Perennial of the Week: Phlox subulata – ‘Mountain Pinks’
Botanist John Bartram is credited with bringing Phlox subulata (commonly known as Creeping Phlox, Mountain Pink, and Moss Phlox) from its native environment to cultivated gardens in 1745. This low-growing, spreading plant thrives in the eastern and central United States, and tends to enjoy slopes, open woodlands, and dry, rocky, or sandy locations.
P. subulata blooms enthusiastically in early spring (March through May) in a variety of eye-catching shades. The five-petaled blooms can be reddish-purple, violet, lavender-blue, hot pink, pale pink, and white. Some flowers feature an “eye” – a center that is lighter or darker than the petals.

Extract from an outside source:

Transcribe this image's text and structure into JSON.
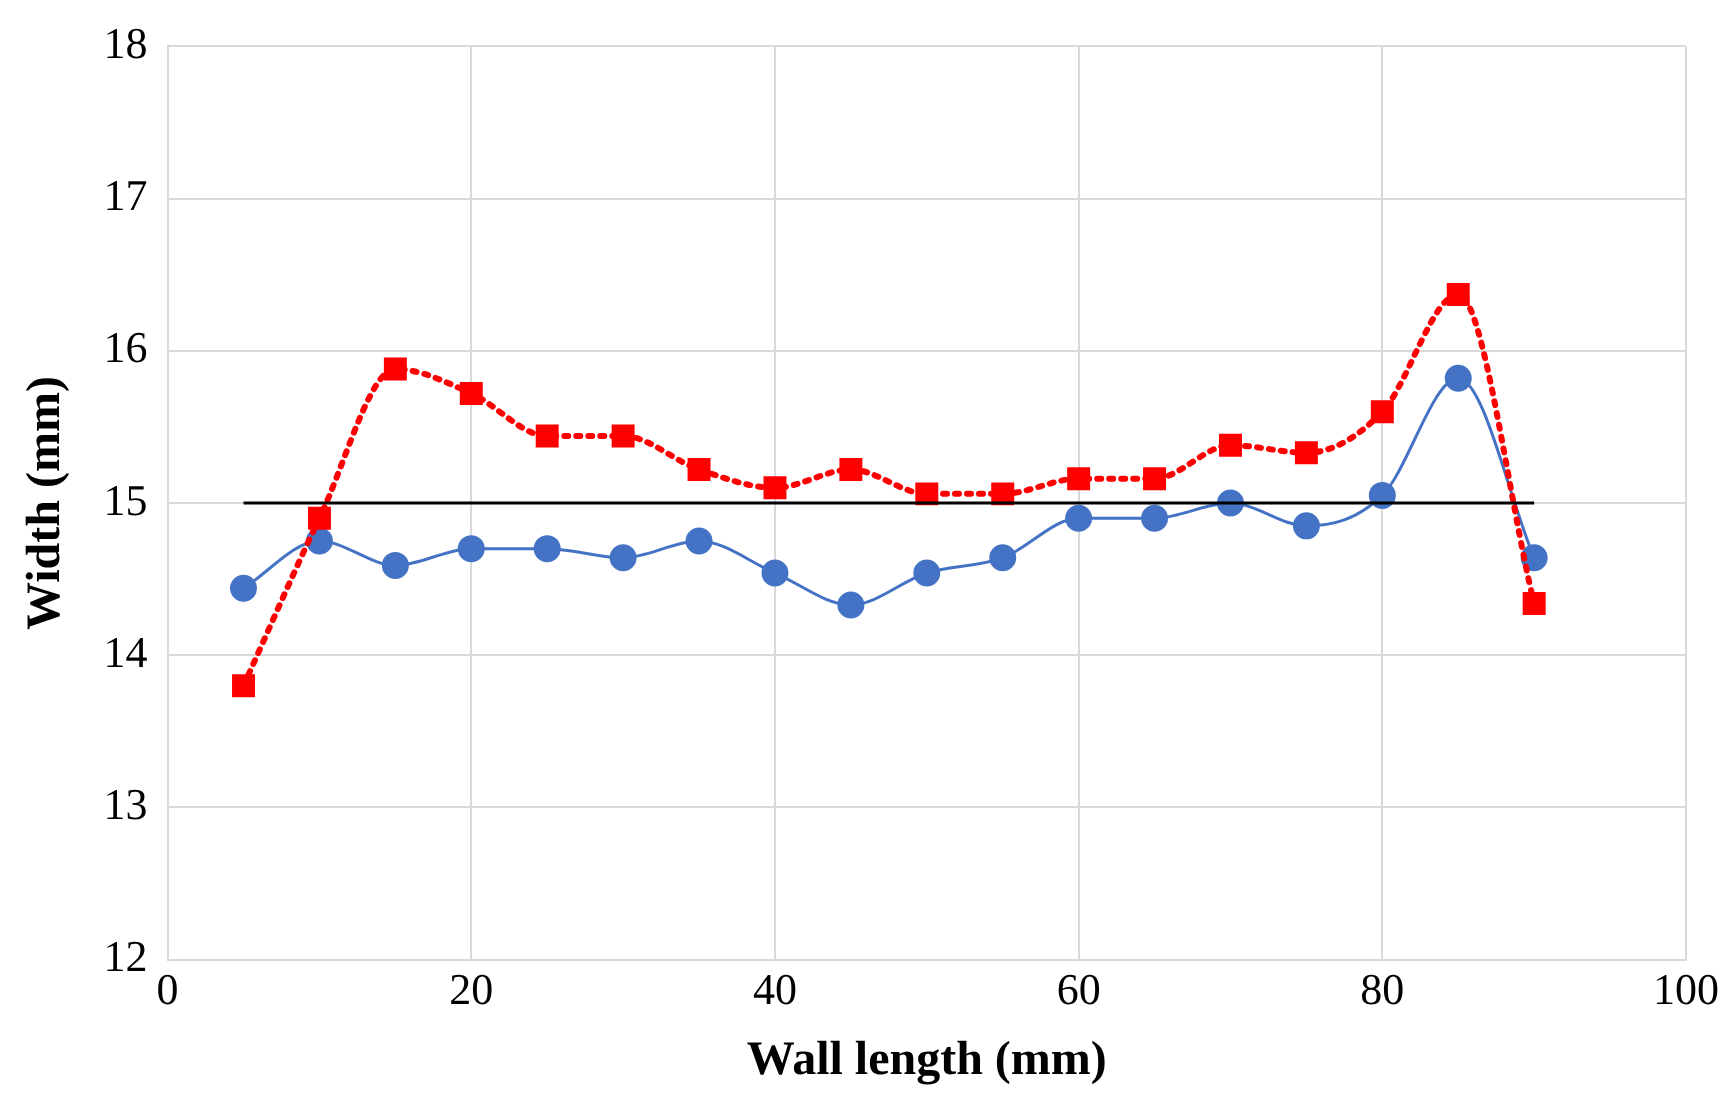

The name Phlox is Greek for flame, which is an apt description of this flower’s warmer shades. Subulata is Latin for “awl,” a reference to the plant’s needle-like foliage. The plant is considered “evergreen,” since it retains some of its color all year.
P. subulata tends to stay approximately 6 inches from the ground. It makes an excellent ground cover, and blends well with spring-blooming bulbs that flower during the same time.
Since its introduction to the general public, P. subulata took off in popularity, and became a familiar garden choice over the next century. It remains an excellent choice for various situations.
P. subulata brightens:
• Cracks in patios, walls, and walks
• Steep, dry banks
• Spaces receiving sufficient sunlight under tree canopies
• Rock gardens
• Garden borders
• Crevices in non-mortared walls
Welcome P. subulata into your garden, and watch it handle every tight spot with aplomb.